The original legend of Ettamogah has come to market, boasting a most unusual structure and madcap reputation, just north of the NSW-Victorian border.
Ettamogah is an Aboriginal word meaning ‘place of good drink’.
Budding cartoonist Ken Maynard used to cycle near a water hole known as Ettamogah, and coming to think it would make a great name for a pub, the word became central to his Ettamogah Mob cartoons that appeared for half a century in the Australasian Post.
The publication closed in the early 2000s, but in 1987 the whacky pub in the cartoon series was brought to life, a site at Albury chosen to kick-start what was hoped to be a themed chain of pubs across Australia.
In 1994 Leigh O’Brien acquired all intellectual property relating to the concept, including over 1000 cartoons and artwork, and the Ettamogah Group was founded.
The group did come to count other locations, in a property in Darling Harbour, and in another distinctively-designed outlet in Kellyville Ridge, now owned by ALH with the Ettamogah name used under licence.
Albury is an active regional city on the border of NSW and Victoria showing population of over 51,000.
Albury Ettamogah is located off the Hume Highway, 16 kilometres north of the CBD, in Table Top, on a vast 4.81-ha site.
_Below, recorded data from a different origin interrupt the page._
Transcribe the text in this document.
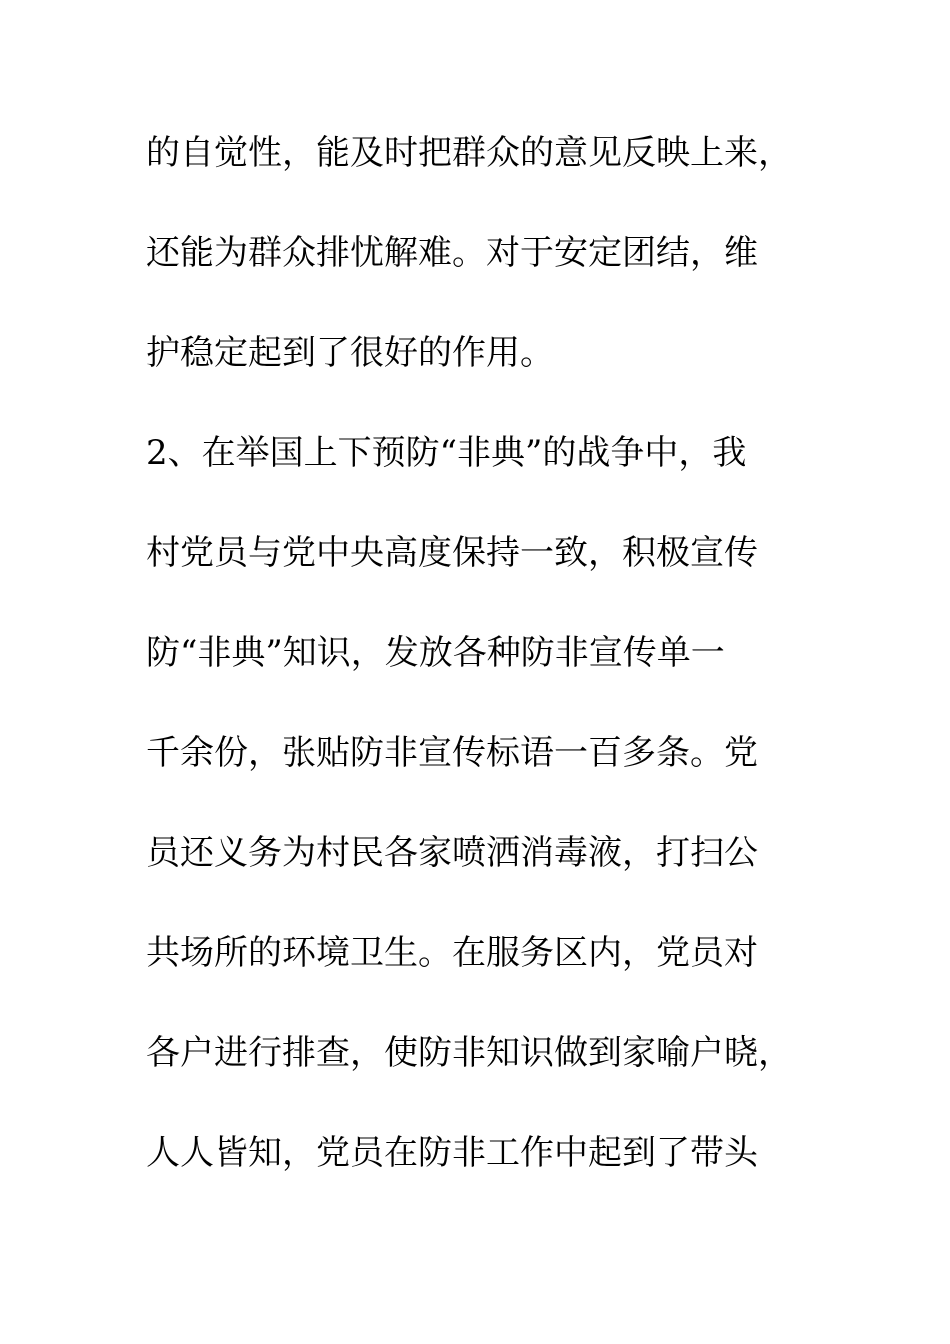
的自觉性，能及时把群众的意见反映上来，
还能为群众排忧解难。对于安定团结，维
护稳定起到了很好的作用。
2、在举国上下预防“非典”的战争中，我
村党员与党中央高度保持一致，积极宣传
防“非典”知识，发放各种防非宣传单一
千余份，张贴防非宣传标语一百多条。党
员还义务为村民各家喷洒消毒液，打扫公
共场所的环境卫生。在服务区内，党员对
各户进行排查，使防非知识做到家喻户晓，
人人皆知，党员在防非工作中起到了带头
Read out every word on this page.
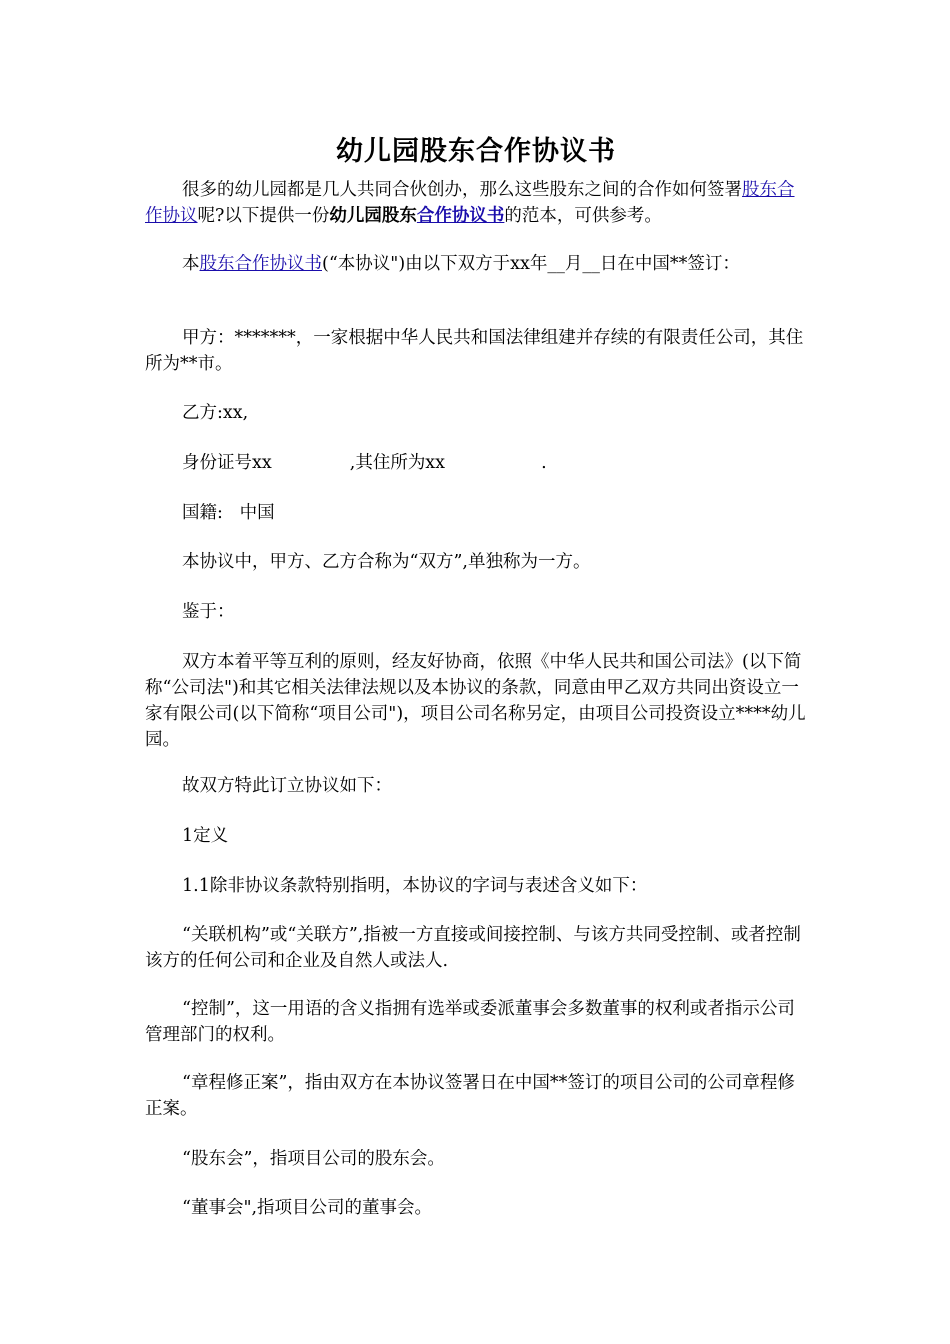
幼儿园股东合作协议书

很多的幼儿园都是几人共同合伙创办，那么这些股东之间的合作如何签署股东合作协议呢?以下提供一份幼儿园股东合作协议书的范本，可供参考。

本股东合作协议书(“本协议")由以下双方于xx年__月__日在中国**签订：

甲方：*******，一家根据中华人民共和国法律组建并存续的有限责任公司，其住所为**市。

乙方:xx,

身份证号xx	,其住所为xx	.

国籍:   中国

本协议中，甲方、乙方合称为“双方”,单独称为一方。

鉴于：

双方本着平等互利的原则，经友好协商，依照《中华人民共和国公司法》(以下简称“公司法")和其它相关法律法规以及本协议的条款，同意由甲乙双方共同出资设立一家有限公司(以下简称“项目公司")，项目公司名称另定，由项目公司投资设立****幼儿园。

故双方特此订立协议如下：

1定义

1.1除非协议条款特别指明，本协议的字词与表述含义如下：

“关联机构”或“关联方”,指被一方直接或间接控制、与该方共同受控制、或者控制该方的任何公司和企业及自然人或法人.

“控制”，这一用语的含义指拥有选举或委派董事会多数董事的权利或者指示公司管理部门的权利。

“章程修正案”，指由双方在本协议签署日在中国**签订的项目公司的公司章程修正案。

“股东会”，指项目公司的股东会。

“董事会",指项目公司的董事会。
The Hotel is elevated from the carpark, offering a single bar operation inside and Ettamogah paraphernalia throughout, a large beer garden to the rear and a fenced children’s play area.
The bistro and commercial kitchen are located on the first floor, accessed via an internal wooden staircase, with a dumbwaiter for servicing downstairs.
It was envisioned to create a ‘village’ outpost on the site, toward which there are five retail shops, a reception centre and large dining barn reported to be close to completion.
The dining barn is planning seating for 100-pax, with its own bar. Work has been commenced, and a DA secured to add a relocatable kitchen.
While there is currently no gaming, the pub is approved for TAB, and its location being Band 1 an LIA is not required should the incoming purchaser wish to acquire entitlements.
There is also an out-building offering the use of shower and toilet amenities that is well-patronised by travellers and grey nomads.
O’Brien has been operating the pub under management, with increasing interests overseas.
He has engaged Manenti Quinlan in conjunction with John Hannigan Real Estate Services to market the asset and opportunity, which includes an extensive array of Ettamogah memorabilia and a 25-year licensing agreement for the name.
“The Ettamogah Pub offers an incoming purchaser an opportunity to acquire an Australian icon that is ripe for a hands-on operator to take control, and use the brand to take this opportunity to a new level,” suggests Manenti Quinlan’s Leonard Bongiovanni.
The original Ettamogah is for sale by Expressions of Interest.